= Alexander Lewis (actor) =

English-Australian musical theatre actor

Alexander Lewis is an English-Australian operatic tenor and musical theatre actor who has performed in many countries.

==Early life and education==
Alexander Lewis spent the early years of his life in Hampstead, London, initially observing his opera-singer parents before eventually joining the St Albans Cathedral Choir at the age of seven. His father, the baritone Michael Lewis, is an opera singer and concert performer and his mother Patricia Price is a mezzo-soprano from Wales and the retired head of vocal studies and opera at the Western Australian Academy of Performing Arts. His late older brother, Ben Lewis, was known for his portrayals of The Phantom in Andrew Lloyd Webber’s Love Never Dies and The Phantom of the Opera.

Lewis's parents used their industry contacts to fund-raise for South Warrawee Primary School in Sydney, which both Alexander and Ben attended. Richard Bonynge was generally the conductor and the performers were whoever was available at the time from the Australian Opera. The concerts continue to this day and a prize named after Lewis's parents is awarded to one of the school's music students.

After the family moved back to Australia, Lewis attended Newington College in Sydney, where he studied music and drama as well as played sport. After high school, Lewis successfully applied to study at the Western Australian Academy of Performing Arts (WAAPA) with brother Ben. Both graduated from the Music Theatre course in 2004. and Alexander was awarded the Lesley Anderson Fellowship as most outstanding student of that year.

==Career==
In 2001, Lewis appeared in the Sydney Festival with the Australian Theatre for Young People. In 2002, he featured in the Prime Minister's Australia Day celebrations.

In the 2008 Australian production of Andrew Lloyd Webber's The Phantom of the Opera saw Lewis cast as Raoul, Vicomte de Chagny opposite Ana Marina and Anthony Warlow. Eventually Lewis was cast as the understudy for The Phantom and covered the role in Warlow's absences from late 2008 to 2009. Lewis won the Australian National Aria Competition in 2009 and followed that up with second place in the McDonald's Aria Competition and then first place in the 2010 Sir Robert Askin Fellowship.

Based in New York, and in his second year of the Lindemann Young Artist Development Program, Lewis performed in the 2011/2012 and 2012/2013 Metropolitan Opera seasons. Lewis has played numerous stage roles such as Anthony Hope in Sweeney Todd, Nemorino in L'elisir d'amore, Frederick Barrett in the musical Titanic and Vašek in The Bartered Bride in a joint production of the Metropolitan Opera and the Juilliard School conducted by James Levine.

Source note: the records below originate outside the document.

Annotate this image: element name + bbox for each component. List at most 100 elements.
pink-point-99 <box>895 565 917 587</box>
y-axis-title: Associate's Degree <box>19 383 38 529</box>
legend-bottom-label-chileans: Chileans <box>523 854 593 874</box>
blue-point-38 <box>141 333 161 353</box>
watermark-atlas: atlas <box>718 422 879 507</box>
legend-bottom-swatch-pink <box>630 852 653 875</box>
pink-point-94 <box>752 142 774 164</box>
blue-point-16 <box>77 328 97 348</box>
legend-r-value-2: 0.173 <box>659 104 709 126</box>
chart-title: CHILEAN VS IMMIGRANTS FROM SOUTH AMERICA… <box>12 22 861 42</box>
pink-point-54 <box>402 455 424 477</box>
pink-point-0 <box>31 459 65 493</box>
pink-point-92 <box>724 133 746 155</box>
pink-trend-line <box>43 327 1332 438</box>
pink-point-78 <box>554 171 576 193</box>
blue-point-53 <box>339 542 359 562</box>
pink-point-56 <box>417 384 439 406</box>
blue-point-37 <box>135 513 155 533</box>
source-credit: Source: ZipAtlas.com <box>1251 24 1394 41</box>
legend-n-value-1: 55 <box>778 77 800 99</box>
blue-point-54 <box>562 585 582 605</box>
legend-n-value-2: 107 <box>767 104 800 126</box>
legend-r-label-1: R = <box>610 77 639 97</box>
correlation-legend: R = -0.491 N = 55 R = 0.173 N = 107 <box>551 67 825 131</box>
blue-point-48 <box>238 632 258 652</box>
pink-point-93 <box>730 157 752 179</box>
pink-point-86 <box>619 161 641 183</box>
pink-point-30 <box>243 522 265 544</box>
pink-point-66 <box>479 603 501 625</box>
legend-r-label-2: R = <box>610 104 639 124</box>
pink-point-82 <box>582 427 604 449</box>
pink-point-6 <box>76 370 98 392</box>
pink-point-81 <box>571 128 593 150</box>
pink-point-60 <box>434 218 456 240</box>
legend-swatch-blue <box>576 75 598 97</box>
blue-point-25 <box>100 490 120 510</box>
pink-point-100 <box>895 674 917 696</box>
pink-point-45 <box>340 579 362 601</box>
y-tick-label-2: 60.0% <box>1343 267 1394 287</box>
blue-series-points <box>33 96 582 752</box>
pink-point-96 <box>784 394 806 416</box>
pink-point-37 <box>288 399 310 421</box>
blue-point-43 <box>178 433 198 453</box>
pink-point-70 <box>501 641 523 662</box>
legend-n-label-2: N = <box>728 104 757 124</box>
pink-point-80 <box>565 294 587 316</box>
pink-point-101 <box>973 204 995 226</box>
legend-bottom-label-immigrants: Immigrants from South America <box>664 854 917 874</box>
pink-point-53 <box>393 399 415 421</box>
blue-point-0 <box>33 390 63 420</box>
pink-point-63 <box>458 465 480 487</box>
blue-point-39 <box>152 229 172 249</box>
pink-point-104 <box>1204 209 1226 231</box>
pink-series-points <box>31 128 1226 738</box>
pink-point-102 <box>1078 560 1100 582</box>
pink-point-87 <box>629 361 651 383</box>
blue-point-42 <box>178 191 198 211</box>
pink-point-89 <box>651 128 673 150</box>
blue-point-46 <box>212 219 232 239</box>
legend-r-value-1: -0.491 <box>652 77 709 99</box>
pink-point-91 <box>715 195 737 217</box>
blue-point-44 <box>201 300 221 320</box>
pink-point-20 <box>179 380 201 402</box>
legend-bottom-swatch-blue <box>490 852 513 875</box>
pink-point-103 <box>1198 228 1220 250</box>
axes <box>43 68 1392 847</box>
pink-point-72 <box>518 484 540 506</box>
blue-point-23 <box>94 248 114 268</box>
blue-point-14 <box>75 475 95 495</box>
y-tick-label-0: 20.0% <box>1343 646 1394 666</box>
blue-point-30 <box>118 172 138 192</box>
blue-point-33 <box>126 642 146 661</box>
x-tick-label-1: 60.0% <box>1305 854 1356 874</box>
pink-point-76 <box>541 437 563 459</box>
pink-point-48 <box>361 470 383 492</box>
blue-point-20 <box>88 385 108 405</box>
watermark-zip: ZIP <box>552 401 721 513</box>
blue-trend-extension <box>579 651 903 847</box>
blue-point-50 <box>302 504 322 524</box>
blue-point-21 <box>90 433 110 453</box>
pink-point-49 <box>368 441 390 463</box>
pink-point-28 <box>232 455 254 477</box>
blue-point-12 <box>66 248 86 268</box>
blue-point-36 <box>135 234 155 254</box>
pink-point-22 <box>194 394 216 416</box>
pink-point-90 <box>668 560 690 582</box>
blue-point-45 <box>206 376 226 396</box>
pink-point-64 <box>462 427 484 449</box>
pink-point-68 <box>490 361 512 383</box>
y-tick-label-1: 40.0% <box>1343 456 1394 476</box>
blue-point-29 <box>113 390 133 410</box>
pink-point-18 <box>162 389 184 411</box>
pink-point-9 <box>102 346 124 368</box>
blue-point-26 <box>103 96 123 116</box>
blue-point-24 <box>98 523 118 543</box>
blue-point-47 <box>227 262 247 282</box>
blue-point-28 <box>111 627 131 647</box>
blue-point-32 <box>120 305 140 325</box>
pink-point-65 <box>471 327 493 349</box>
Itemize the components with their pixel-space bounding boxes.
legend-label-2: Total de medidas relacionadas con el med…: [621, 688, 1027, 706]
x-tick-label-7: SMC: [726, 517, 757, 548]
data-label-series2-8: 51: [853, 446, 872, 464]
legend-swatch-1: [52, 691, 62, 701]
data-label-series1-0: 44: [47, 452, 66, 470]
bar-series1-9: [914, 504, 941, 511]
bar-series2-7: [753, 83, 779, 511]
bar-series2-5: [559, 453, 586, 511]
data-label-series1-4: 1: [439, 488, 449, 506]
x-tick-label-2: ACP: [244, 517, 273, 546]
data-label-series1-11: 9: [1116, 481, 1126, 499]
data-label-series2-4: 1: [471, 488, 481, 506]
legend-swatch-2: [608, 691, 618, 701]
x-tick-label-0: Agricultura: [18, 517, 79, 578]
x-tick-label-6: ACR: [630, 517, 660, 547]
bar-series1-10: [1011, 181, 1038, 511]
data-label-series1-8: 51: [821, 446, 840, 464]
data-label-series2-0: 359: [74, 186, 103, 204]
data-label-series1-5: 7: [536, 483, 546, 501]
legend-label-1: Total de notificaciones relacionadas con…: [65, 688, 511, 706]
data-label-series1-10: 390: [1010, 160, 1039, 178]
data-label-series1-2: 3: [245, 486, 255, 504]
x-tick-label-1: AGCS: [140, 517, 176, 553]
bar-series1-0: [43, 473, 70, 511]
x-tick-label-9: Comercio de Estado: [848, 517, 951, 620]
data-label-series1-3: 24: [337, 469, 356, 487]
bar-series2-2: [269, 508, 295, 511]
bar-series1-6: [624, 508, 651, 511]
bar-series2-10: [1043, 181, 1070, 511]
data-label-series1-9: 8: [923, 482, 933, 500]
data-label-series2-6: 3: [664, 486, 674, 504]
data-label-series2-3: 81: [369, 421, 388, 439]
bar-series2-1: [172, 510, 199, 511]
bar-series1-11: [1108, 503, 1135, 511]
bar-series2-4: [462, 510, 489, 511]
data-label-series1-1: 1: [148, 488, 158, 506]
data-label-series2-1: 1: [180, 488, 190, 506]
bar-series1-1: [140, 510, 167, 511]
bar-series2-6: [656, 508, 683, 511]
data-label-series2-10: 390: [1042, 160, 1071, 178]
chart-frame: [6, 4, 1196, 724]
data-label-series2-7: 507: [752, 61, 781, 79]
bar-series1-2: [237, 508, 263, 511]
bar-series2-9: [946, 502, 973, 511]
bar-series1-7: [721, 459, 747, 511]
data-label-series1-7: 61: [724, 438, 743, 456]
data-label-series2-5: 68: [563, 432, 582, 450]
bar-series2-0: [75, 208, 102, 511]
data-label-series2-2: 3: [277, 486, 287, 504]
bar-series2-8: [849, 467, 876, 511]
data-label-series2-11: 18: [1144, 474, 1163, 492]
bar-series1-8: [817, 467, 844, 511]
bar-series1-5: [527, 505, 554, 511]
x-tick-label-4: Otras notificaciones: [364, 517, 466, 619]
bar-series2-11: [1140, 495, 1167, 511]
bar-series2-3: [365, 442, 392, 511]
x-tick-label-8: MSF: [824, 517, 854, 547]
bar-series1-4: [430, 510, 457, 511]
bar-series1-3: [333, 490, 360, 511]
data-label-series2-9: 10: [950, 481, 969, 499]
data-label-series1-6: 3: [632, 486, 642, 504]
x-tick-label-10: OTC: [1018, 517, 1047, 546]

He sang in the world premiere of Matthew Aucoin's opera Crossing in 2015.

He sang Count Danilo in Opera Australia's production of The Merry Widow opposite Danielle de Niese in 2017/2018 in Melbourne and Sydney. In 2019, Lewis performed as Tony in Francesca Zambello's production of West Side Story for Opera Australia's Handa Opera on the Harbour.

In September 2018, he took the part of Candide in a production of the operetta Candide, directed by Mitchell Butel and staged at the Sydney Opera House with the Sydney Philharmonia Choirs, Sydney Youth Orchestra, and stars from Opera Australia. Annie Aitken played Cunegonde, and Caroline O'Connor The Old Lady. Butel also played Dr Pangloss and narrated the story In May 2024, he reprised his role as Candide in a co-production by the State Theatre Company South Australia (STCSA) and State Opera South Australia in Adelaide, again under the direction of now STCSA director Mitchell Butel, and again with Aitken and O'Connor. In November 2019, he portrayed Tateh in Ragtime at the State Theatre.

==Other activities==
Away from the stage, Lewis has appeared on Australian television in the series headLand, and has featured in fundraising events for charities such as the Royal Flying Doctor Service and the Royal Institute for Deaf and Blind Children.

==Awards and recognition==
In 2001, Lewis was a finalist in the Australian Singing Competition's Mathy Awards.

In 2006, Lewis was the winner of Opera Foundation Australia's New York Study Award and spent six weeks studying in New York City, attending rehearsals and performances. At the end of the six-week period, Lewis was given the opportunity to perform for members of the Metropolitan Opera audition panel.

In 2007 he was a finalist in the competition Neue Stimmen in Germany.

Other awards and recognition include the Australian National Aria Competition in 2009 and the Sir Robert Askin Fellowship in 2010.